The good news, however, is that since you already have the awareness and skill developed in spirit, you simply need to learn how to weave them into your body.” (p. 65)

This represents an interesting reversal of the popular view that we should strive for spiritual development by increasingly freeing ourselves from the dominance of mind and body. As Tamura says, many beings do not have a problem with spiritual development; their real difficulty lies in embodying their spiritual knowledge in human form. Their greatest challenge is in the human realm, not the spiritual one.

In the example of the man whose greatest strength is freedom, this looks as follows:

“One of the difficult lessons for this young man as a soul and as a guide is to study the humanity of fear and people’s need for comfort and security, and to understand that even if he has released these fears and needs, those around him have not. If he learns to approach these human traits with greater understanding and to turn his love of freedom into a practical teaching tool that inspires greater awareness in everyone, then he will be able to move forward with his spiritual goals.” (p. 67)

I like this shift in perspective; it is very creative and, as such, it carries solutions.
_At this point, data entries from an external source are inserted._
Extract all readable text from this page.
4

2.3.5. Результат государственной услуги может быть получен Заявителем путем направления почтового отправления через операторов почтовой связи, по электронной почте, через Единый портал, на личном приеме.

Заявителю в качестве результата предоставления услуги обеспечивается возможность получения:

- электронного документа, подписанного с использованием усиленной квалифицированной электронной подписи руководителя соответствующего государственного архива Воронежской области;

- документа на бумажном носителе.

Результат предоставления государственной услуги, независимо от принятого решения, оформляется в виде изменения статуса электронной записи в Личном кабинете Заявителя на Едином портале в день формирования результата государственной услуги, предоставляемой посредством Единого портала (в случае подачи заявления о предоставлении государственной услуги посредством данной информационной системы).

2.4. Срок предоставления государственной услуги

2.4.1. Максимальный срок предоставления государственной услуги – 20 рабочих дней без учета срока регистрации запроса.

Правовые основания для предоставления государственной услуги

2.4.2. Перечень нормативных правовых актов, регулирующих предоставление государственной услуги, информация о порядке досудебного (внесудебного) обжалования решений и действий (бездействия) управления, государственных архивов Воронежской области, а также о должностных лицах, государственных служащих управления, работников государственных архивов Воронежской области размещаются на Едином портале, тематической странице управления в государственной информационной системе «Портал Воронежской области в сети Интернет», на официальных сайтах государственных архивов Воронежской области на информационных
“One of the challenges of fully incarnating as a human being is learning how to use what you already have properly in your human relationships. And the first human relationship you must learn to handle is the one with your own body. Avoiding human weaknesses and trying to elevate the body by denying its limitations will ultimately not work…
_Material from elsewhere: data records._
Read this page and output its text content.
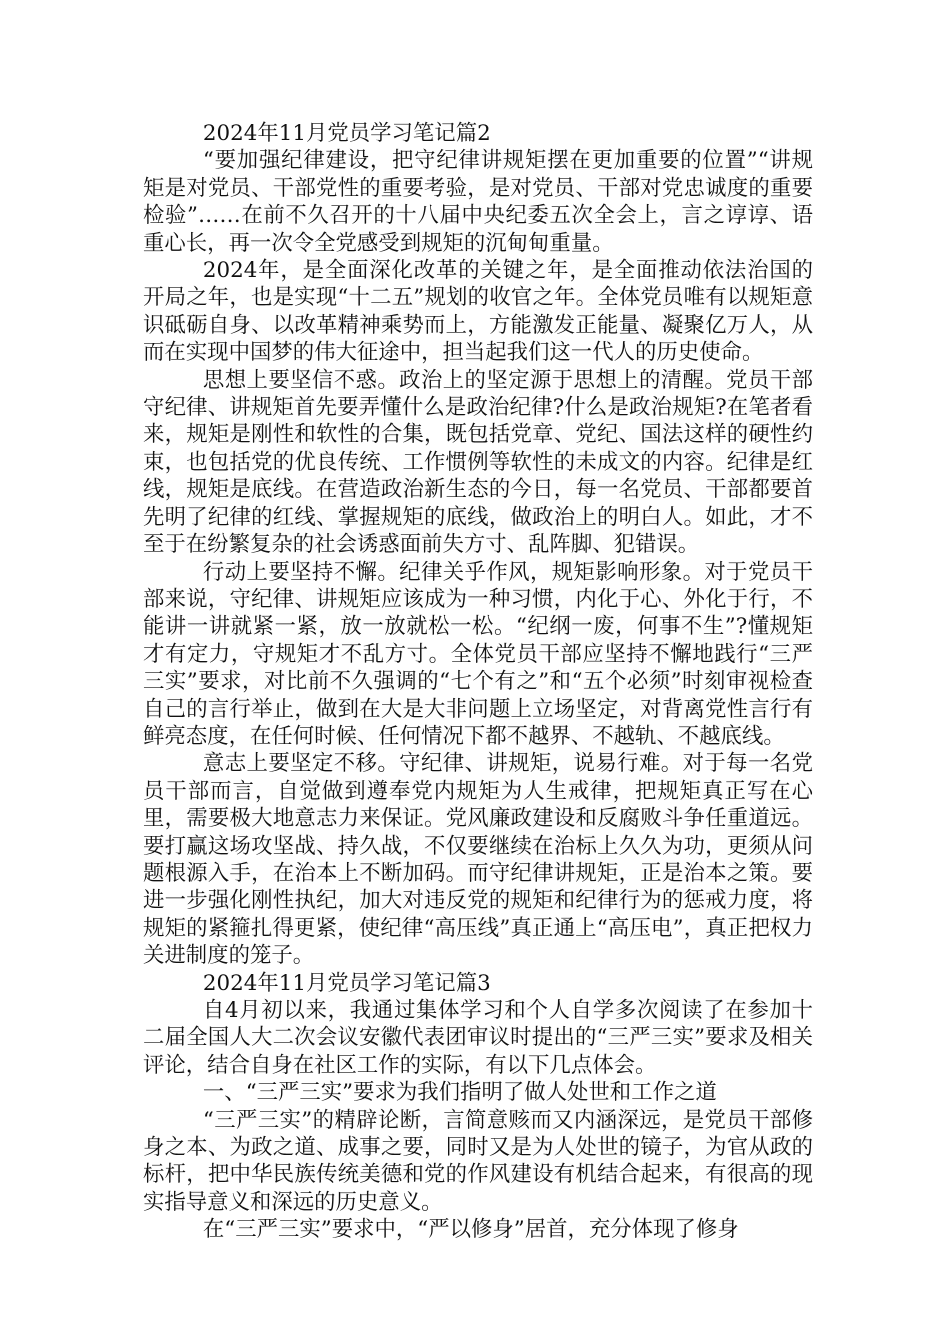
2024年11月党员学习笔记篇2

“要加强纪律建设，把守纪律讲规矩摆在更加重要的位置”“讲规矩是对党员、干部党性的重要考验，是对党员、干部对党忠诚度的重要检验”……在前不久召开的十八届中央纪委五次全会上，言之谆谆、语重心长，再一次令全党感受到规矩的沉甸甸重量。

2024年，是全面深化改革的关键之年，是全面推动依法治国的开局之年，也是实现“十二五”规划的收官之年。全体党员唯有以规矩意识砥砺自身、以改革精神乘势而上，方能激发正能量、凝聚亿万人，从而在实现中国梦的伟大征途中，担当起我们这一代人的历史使命。

思想上要坚信不惑。政治上的坚定源于思想上的清醒。党员干部守纪律、讲规矩首先要弄懂什么是政治纪律?什么是政治规矩?在笔者看来，规矩是刚性和软性的合集，既包括党章、党纪、国法这样的硬性约束，也包括党的优良传统、工作惯例等软性的未成文的内容。纪律是红线，规矩是底线。在营造政治新生态的今日，每一名党员、干部都要首先明了纪律的红线、掌握规矩的底线，做政治上的明白人。如此，才不至于在纷繁复杂的社会诱惑面前失方寸、乱阵脚、犯错误。

行动上要坚持不懈。纪律关乎作风，规矩影响形象。对于党员干部来说，守纪律、讲规矩应该成为一种习惯，内化于心、外化于行，不能讲一讲就紧一紧，放一放就松一松。“纪纲一废，何事不生”?懂规矩才有定力，守规矩才不乱方寸。全体党员干部应坚持不懈地践行“三严三实”要求，对比前不久强调的“七个有之”和“五个必须”时刻审视检查自己的言行举止，做到在大是大非问题上立场坚定，对背离党性言行有鲜亮态度，在任何时候、任何情况下都不越界、不越轨、不越底线。

意志上要坚定不移。守纪律、讲规矩，说易行难。对于每一名党员干部而言，自觉做到遵奉党内规矩为人生戒律，把规矩真正写在心里，需要极大地意志力来保证。党风廉政建设和反腐败斗争任重道远。要打赢这场攻坚战、持久战，不仅要继续在治标上久久为功，更须从问题根源入手，在治本上不断加码。而守纪律讲规矩，正是治本之策。要进一步强化刚性执纪，加大对违反党的规矩和纪律行为的惩戒力度，将规矩的紧箍扎得更紧，使纪律“高压线”真正通上“高压电”，真正把权力关进制度的笼子。

2024年11月党员学习笔记篇3

自4月初以来，我通过集体学习和个人自学多次阅读了在参加十二届全国人大二次会议安徽代表团审议时提出的“三严三实”要求及相关评论，结合自身在社区工作的实际，有以下几点体会。

一、“三严三实”要求为我们指明了做人处世和工作之道

“三严三实”的精辟论断，言简意赅而又内涵深远，是党员干部修身之本、为政之道、成事之要，同时又是为人处世的镜子，为官从政的标杆，把中华民族传统美德和党的作风建设有机结合起来，有很高的现实指导意义和深远的历史意义。

在“三严三实”要求中，“严以修身”居首，充分体现了修身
To fully incarnate as a human being, first look for what you already know and have within you, and practice what you discover in your life, instead of searching for what you do not know or do not have.” (p. 68)

It turns out that for a large part of those who seek spirituality, the main challenge is not spiritualization, but humanization. Probably many people need to walk the opposite path – that of spiritualization. But if the roughness and imperfection of the world hurt you far more than you are ready to admit, then Michael Tamura’s insights above most likely apply to you, and reading his book may offer you significant support. And if you do not have time to read, just remember this: you are here, on Earth, for the sake of becoming human.

It is said that only in the human world can a kind of love be born that does not exist even in the world of the gods. We have come here to give birth to this love. We do so by passing through the opposite of what we aspire to. Earth is a world of duality. Until we unite the opposites within ourselves, we will experience our rejected Self through rejection by the world and by other people. That is why the first step is to see what we perceive as our weakness and to honor it deeply. It is our most important teacher of humanity. Only when we accept it will the alchemy occur, and our greatest weakness will become our greatest strength.

And so, this is the question: “Where is my greatest weakness, and what is it teaching me?”

Kameliya Hadzhiyska


Note: The quotations are translated from Bulgarian and are not presented as verbatim citations.

Psychologist and psychotherapist, founder of espirited.com.